As férias escolares nos prendem ainda mais à condição de pais. Os fi­­lhos ficam pela casa, mo­­nopolizam o aparelho de televisão, exigem brincadeiras, passeios, cardápios diferentes, criando ou­­tras prioridades. Claro, nós tínhamos imaginado um momento de descanso e de diversão do casal: caminhar no meio da manhã civil, sair pelos cafés à tarde como no tempo de namoro, ficar lendo ao sol nas cadeiras instaladas no jardim – enfim, essas coisas todas.

Mas nossos dias de folga coincidem com as férias das crianças. E então entendemos o valor da escola. Quando os filhos deixam nossa jurisdição para ficar sob a guarda dos professores, podemos retomar a posse de nossas vidas. Pena que neste período há as obrigações de trabalho, quando nossa identidade profissional se impõe. E assim vamos nos perdendo de nós mesmos.

Para resistir a este processo de apagamento, sempre evitamos chamar o outro de pai ou de mãe.

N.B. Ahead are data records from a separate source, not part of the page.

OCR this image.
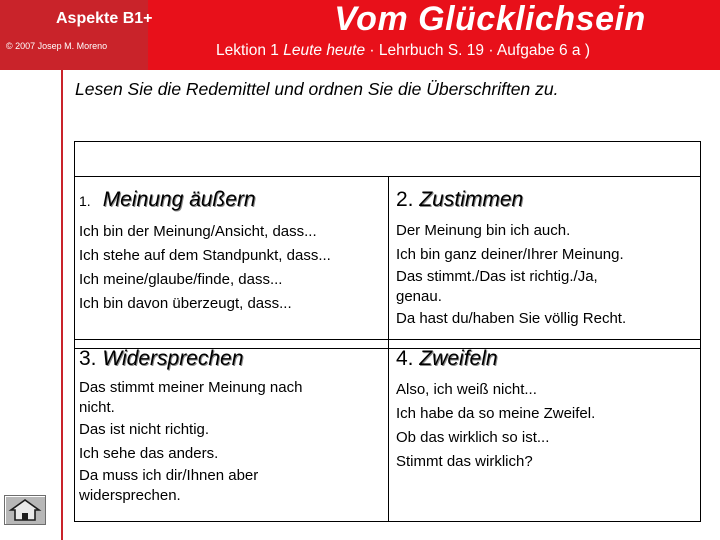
Aspekte B1+
© 2007 Josep M. Moreno
Vom Glücklichsein
Lektion 1 Leute heute · Lehrbuch S. 19 · Aufgabe 6 a )
Lesen Sie die Redemittel und ordnen Sie die Überschriften zu.
1. Meinung äußern
Ich bin der Meinung/Ansicht, dass...
Ich stehe auf dem Standpunkt, dass...
Ich meine/glaube/finde, dass...
Ich bin davon überzeugt, dass...
2. Zustimmen
Der Meinung bin ich auch.
Ich bin ganz deiner/Ihrer Meinung.
Das stimmt./Das ist richtig./Ja,
genau.
Da hast du/haben Sie völlig Recht.
3. Widersprechen
Das stimmt meiner Meinung nach
nicht.
Das ist nicht richtig.
Ich sehe das anders.
Da muss ich dir/Ihnen aber
widersprechen.
4. Zweifeln
Also, ich weiß nicht...
Ich habe da so meine Zweifel.
Ob das wirklich so ist...
Stimmt das wirklich?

– Mãe, veja esta matéria no jornal.

Criando apelidos, brincamos com as formas de tratamento tradicionais ("senhor fulano de tal", "dom isso", "dona aquilo") para fugir ao papel social que a maternidade e a paternidade querem colar em nós. Não somos pai e mãe, somos nossos nomes, o que faz com que os filhos, em alguns momentos, também nos tratem assim, num distanciamento que causa alguma estranheza nas pessoas. Infelizmente, na maior parte do tempo, sendo chamados pelos nomes ou não, agimos como pais.

Não vou dizer que isso seja terrível. Não é nem bom nem ruim, é apenas como deve ser.

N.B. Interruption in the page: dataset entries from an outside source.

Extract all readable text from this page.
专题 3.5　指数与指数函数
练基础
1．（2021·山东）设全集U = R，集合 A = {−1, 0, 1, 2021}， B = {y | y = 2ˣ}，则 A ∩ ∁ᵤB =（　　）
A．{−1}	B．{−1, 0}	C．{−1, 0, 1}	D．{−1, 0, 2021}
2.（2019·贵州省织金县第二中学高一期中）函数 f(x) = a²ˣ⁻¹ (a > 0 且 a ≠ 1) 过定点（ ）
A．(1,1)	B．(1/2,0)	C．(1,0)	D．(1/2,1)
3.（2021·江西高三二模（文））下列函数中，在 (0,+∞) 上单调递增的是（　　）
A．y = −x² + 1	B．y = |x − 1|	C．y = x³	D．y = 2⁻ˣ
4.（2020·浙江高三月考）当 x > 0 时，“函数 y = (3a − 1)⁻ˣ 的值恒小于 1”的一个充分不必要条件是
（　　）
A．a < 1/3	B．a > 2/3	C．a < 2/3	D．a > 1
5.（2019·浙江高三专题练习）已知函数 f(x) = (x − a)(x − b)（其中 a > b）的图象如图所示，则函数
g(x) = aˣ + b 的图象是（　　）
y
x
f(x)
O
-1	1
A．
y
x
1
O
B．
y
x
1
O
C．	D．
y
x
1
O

Acordamos de noite com a tosse do mais novo. Saímos de madrugada para buscar a filha em festinhas, praticando uma nova profissão – a de taxista, pois sempre há mais uns três adolescentes que devemos entregar em endereços os mais diversos, permitindo que outros pais durmam um pouco melhor.

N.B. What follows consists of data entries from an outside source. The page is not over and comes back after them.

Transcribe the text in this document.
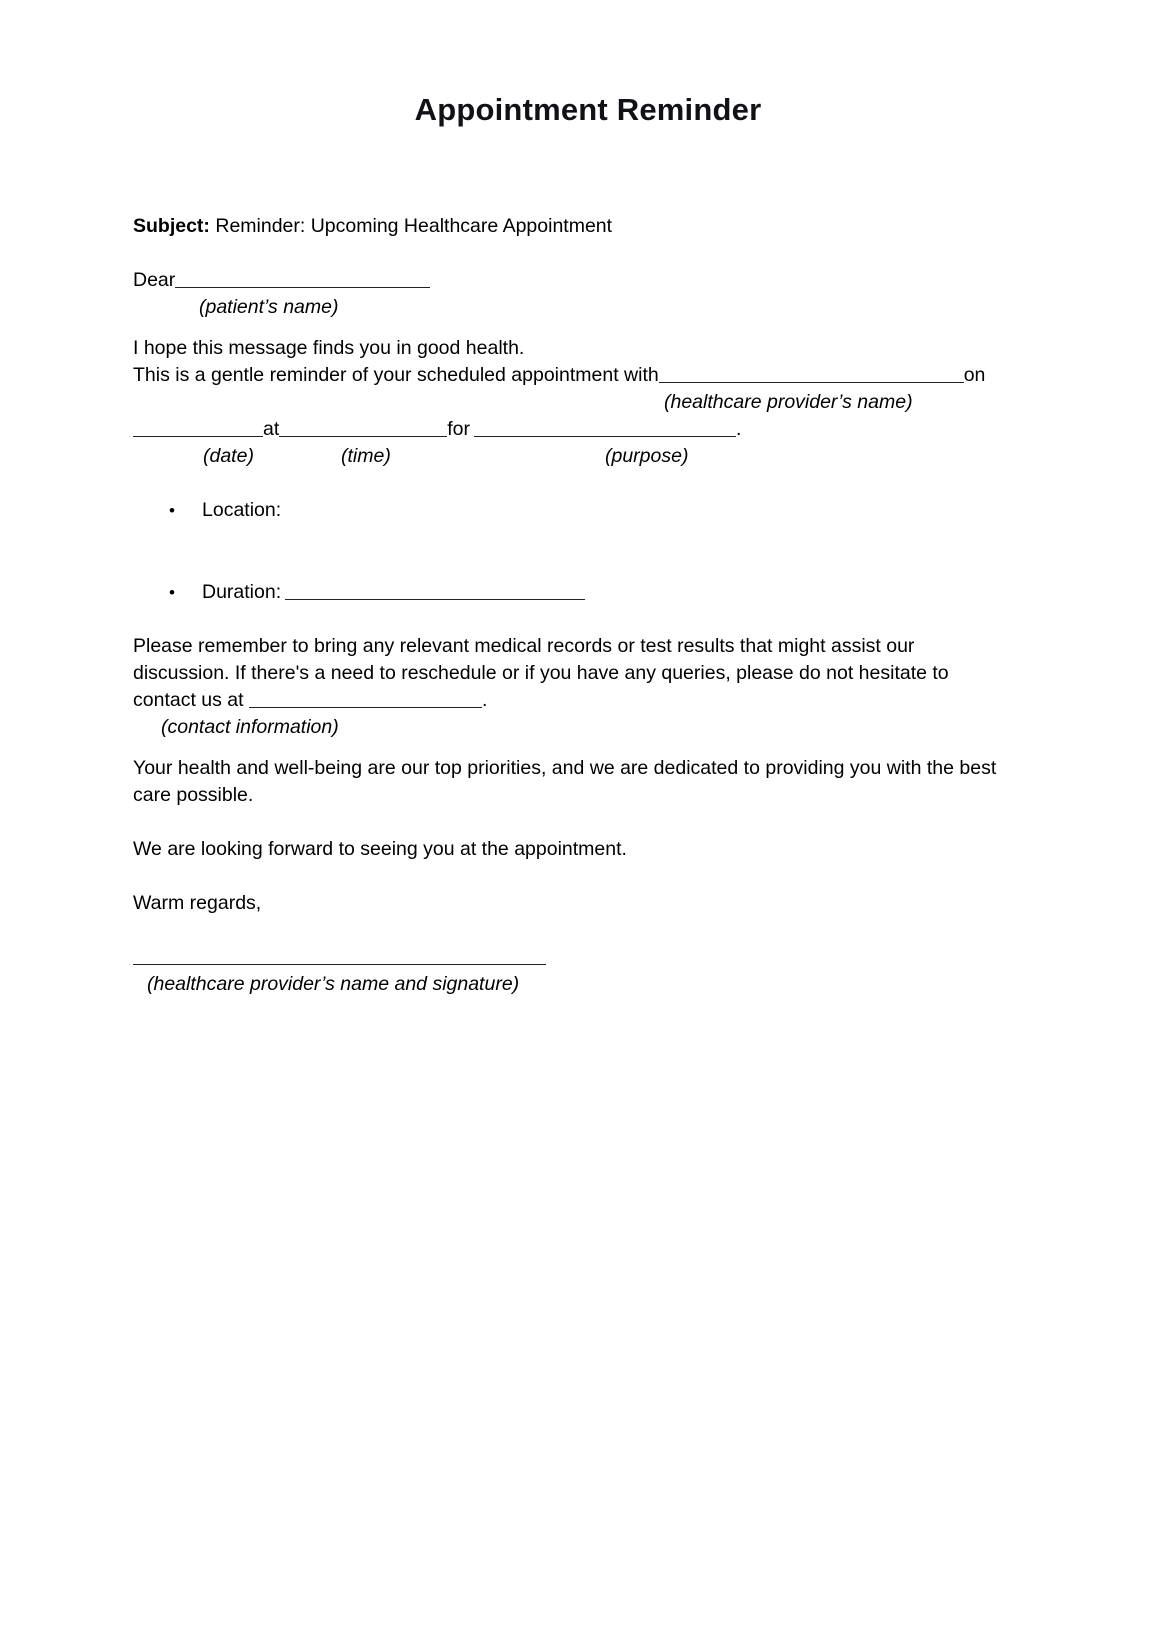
Appointment Reminder

Subject: Reminder: Upcoming Healthcare Appointment

Dear

(patient’s name)

I hope this message finds you in good health.

This is a gentle reminder of your scheduled appointment with	on

(healthcare provider’s name)

at	for	.

(date)	(time)	(purpose)
• Location:
• Duration:

Please remember to bring any relevant medical records or test results that might assist our discussion. If there's a need to reschedule or if you have any queries, please do not hesitate to contact us at	.

(contact information)

Your health and well-being are our top priorities, and we are dedicated to providing you with the best care possible.

We are looking forward to seeing you at the appointment.

Warm regards,

(healthcare provider’s name and signature)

E não queremos mudar nada. Os filhos precisam dos pais talvez menos do que os pais precisem dos filhos, porque já não sabemos ser de outra forma.

Mas merecíamos ao menos umas pequenas tréguas, embora nos reste apenas suspirar por elas.

Uma amiga me confidenciou:

– Estou cansada de ser mãe.

Falou isso em voz baixa, pois não é fácil confessar publicamente este cansaço. Pais são seres que enfrentam todas as adversidades, transformam a luta pela sobrevivência da espécie em um objetivo de vida, construindo possibilidades de futuro para a sua prole. Então, a sociedade espera de nós que sejamos os provedores não apenas materiais mas também morais.

Concordamos com isso, e achamos que deve ser assim mesmo. Mas não teríamos direitos trabalhistas como qualquer outro empregado? A minha pergunta é retórica.

Poderíamos deixar os filhos com alguém e passar uns dias em algum hotel, um hotel em nossa cidade mesmo, só para poder dormir, não fazer nada durante a manhã, não se preocupar com a refeição. Mas mesmo assim ainda seríamos pais. Tendo estreado esta condição, não dá mais para ser de outra forma. Os filhos continuam presentes mesmo quando longe de nós, circunstância em que nos ocupam ainda mais.

Para nós, somente os momentos roubados. Enquanto a filha ouve música e o filho brinca com os seus tratores e caminhões, namoramos um pouco. Eles dormem pela manhã e aproveitamos para preparar um chá e ficar na cozinha falando de coisas bobas, sem a interrupção tão comum quando todos estão vagando pela casa. Vemos pedaços de filmes inclassificáveis durante a madrugada, sempre com o volume muito baixo para não incomodar ninguém.

É assim que entramos para a clandestinidade, fazendo tudo às escondidas, como na época em que éramos dois adolescentes e nossas famílias nos controlavam para que não cometêssemos nenhuma burrada.

Durante as férias, temos que nos manter ainda mais atentos. Inventar mentiras para garantir o mínimo de individualidade.

– O pai e a mãe – nestas horas é bom reafirmar isso – vão sair um pouquinho para resolver um problema.

E assim conseguimos criar um interregno para um almoço a dois, planejado tantas vezes e sempre adiado.

Escolhemos um bom restaurante, pedimos um prato que nos agrada, e falamos de uma futura viagem a tal lugar. Quando o pedido chega, estamos rememorando a primeira vez que levamos a filha à praia, e já não é mais o casal que está ali, aproveitando uma horinha de liberdade, mas a família toda.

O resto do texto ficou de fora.